# Miniature storage container



## Tomicroll (Jan 15, 2010)

Hi everyone.  I'm trying to find something to store my role-playing miniatures in.  I already have a couple clear plastic craft storage bins that I picked up, and they work great for smaller miniatures, but my larger miniatures (D&D line large creatures) do not.  When I look for storage bins on Amazon, I get thousands of results, so does anyone know the actual name of the clear plastic divided storage trays or a company that makes them.  If anyone has an alternative that would be appreciative too.  I have a small collection, maybe 50 medium miniatures, and half a dozen larger ones.


----------



## Scribble (Jan 15, 2010)

I don't know the name of the company or the product off hand, but I would suggest maybe looking around on office max or staples web sites... They usually sell them, and their product list will probably be much shorter then Amazon's so you won't have to search through as much to find them.


----------



## Pseudopsyche (Jan 15, 2010)

I've had good luck with the craft storage aisles of stores like Joann's.


----------



## Sanzuo (Jan 15, 2010)

You only need to do one thing; go to a fly-fishing store or sports outlet and look at tackle boxes.  They were designed for minis but they won't tell you that.


----------



## frankthedm (Jan 15, 2010)

A couple small cardboard boxes with closing flaps should meet your needs.... for now. Organizers cost too much and hold too little unless you get them cheap or second hand. They work OK if you are chopping minis apart and Frankensteining them back together, since you want to keep the bits separated. But if you were going to be paying retail for an organizer, you are better off spending the cash on minis.






http://www.enworld.org/forum/general-rpg-discussion/223479-how-do-you-store-all-those-minis.html


----------



## Thanee (Jan 15, 2010)

You could also take a look at actual miniature storage/carry solutions (like Army Transport), but I suppose those are a bit overkill for what you are looking for. 

Bye
Thanee


----------



## frankthedm (Jan 15, 2010)

Here is PDF of labels for minatures storage boxes (right click, save as)
http://img109.imageshack.us/img109/2355/binlabels.pdf
img109.imageshack.us/img109/2355/binlabels.pdf


----------



## Oryan77 (Jan 15, 2010)

I have these mounted on my wall:
Stack-On 39-Drawer Organizer: http://www.sears.com/shc/s/p_10153_12605_00965901000P?mv=rr
and
Stack-On 18-Drawer Storage Cabinet, Gray: http://www.sears.com/shc/s/p_10153_12605_00962319000P?keyword=stack+on+storage+cabinet

for my large size and smaller minis.

And I use these:
Sterilite Wide 3-Drawer Cart - White : Target: Sterilite Wide 3-Drawer Cart - White : Target

for my huge and bigger sized minis.

I'm an organization freak, so I also have clear plastic labels on all the drawers so I know what is in them. Everything is separated by monster type.
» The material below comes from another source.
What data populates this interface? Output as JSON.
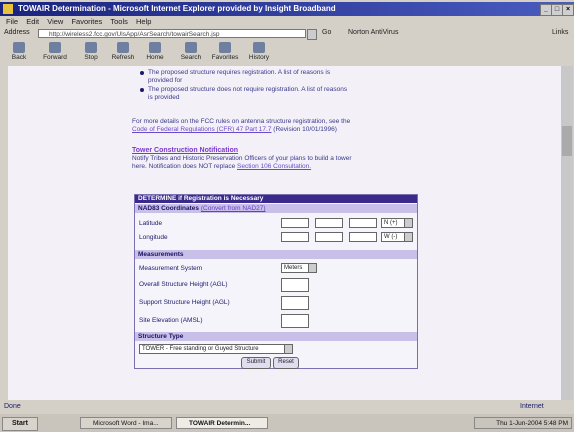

These things work great and they allow me to quickly and easily find what I want.


----------



## Jeff Wilder (Jan 15, 2010)

I found what I consider to be perfect storage for Large minis at The COntainer Store.

Basically they are stackable plastic boxes, about shoe-box sized.  The reasons I like them so much?  (1) They come in several different colors.  (2) They are actually drawers that pull out, but won't come all the way out.

I think I bought 14 of them, and I label them with removable labels and stack them on shelves.  Efficient storage and incredibly easy to find and retrieve what I need.

(I have a similar system for smaller minis, but I use cardboard "card houses" and 801-SKU card boxes to achieve the same thing: clearly labeled storage that makes it easy to find and retrieve what I need.  For Huges ... well, I don't have a good solution for Huges.  Luckily I have a wrap-around five-inch shelf in my game-room, so they're basically just lined up against the wall.)


----------



## N0Man (Jan 16, 2010)

Consider me part of the tackle box crowd.  I used to use a few small cardboard boxes, and now I'm quite happy with the tackle box.  I just wish mine was slightly taller on each shelf, then it would be perfect.


----------



## Dannyalcatraz (Jan 16, 2010)

For storing larger minis, I've found that the Sterlite stackable drawers: Sterilite stackable drawer Home Organization at bizrate - Price Comparison and Consumer Reviews

For transporting them, I often use shoeboxes...and I usually transport my books & minis in an inexpensive ($50) rolling suitcase.


----------



## blargney the second (Jan 16, 2010)

I went down to my local gaming store and bought some of the larger cardboard boxes intended to store cards (like Magic or baseball cards).  They are cheap and customizable.
-blarg


----------



## Hairfoot (Jan 16, 2010)

I use a tackle box, but be sure to work out exactly what you need to fit in before you shop.  Painted lead miniatures can get scratched up if they're in big slots where they can roll around, and big models can crash about a lot if they're piled into a large, general purpose space.


----------



## Man in the Funny Hat (Jan 16, 2010)

Oryan77's links show the sort of thing I use.  Similar cabinets can be found at Home Depot, Lowes, and other hardware stores.  If you have fewer miniatures than needed to fill those then tackle boxes are your best solution.


----------



## megamania (Jan 16, 2010)

I use stackable shelving units to store DDM figures at home.  These are labeled by creature / class type for organizational reasons.  These are big enough for large (2-3 inch) or smaller figures.   I have a dresser set up for huge DDM figures.

For my painted metal or plastic figures (non DDM) I use Chessex carrying boxes which are labeled either by creature type or campaign world (Darksun, Eberron etc)

Stranger figures or the really big ones I have placed through out my room.

When I do travel with the figures I use either card boxes or the newest thing-  1 gallon zip-lock bags with the dungeon tiles for the entire encounter labeled as room 1 ,2,3 etc.


----------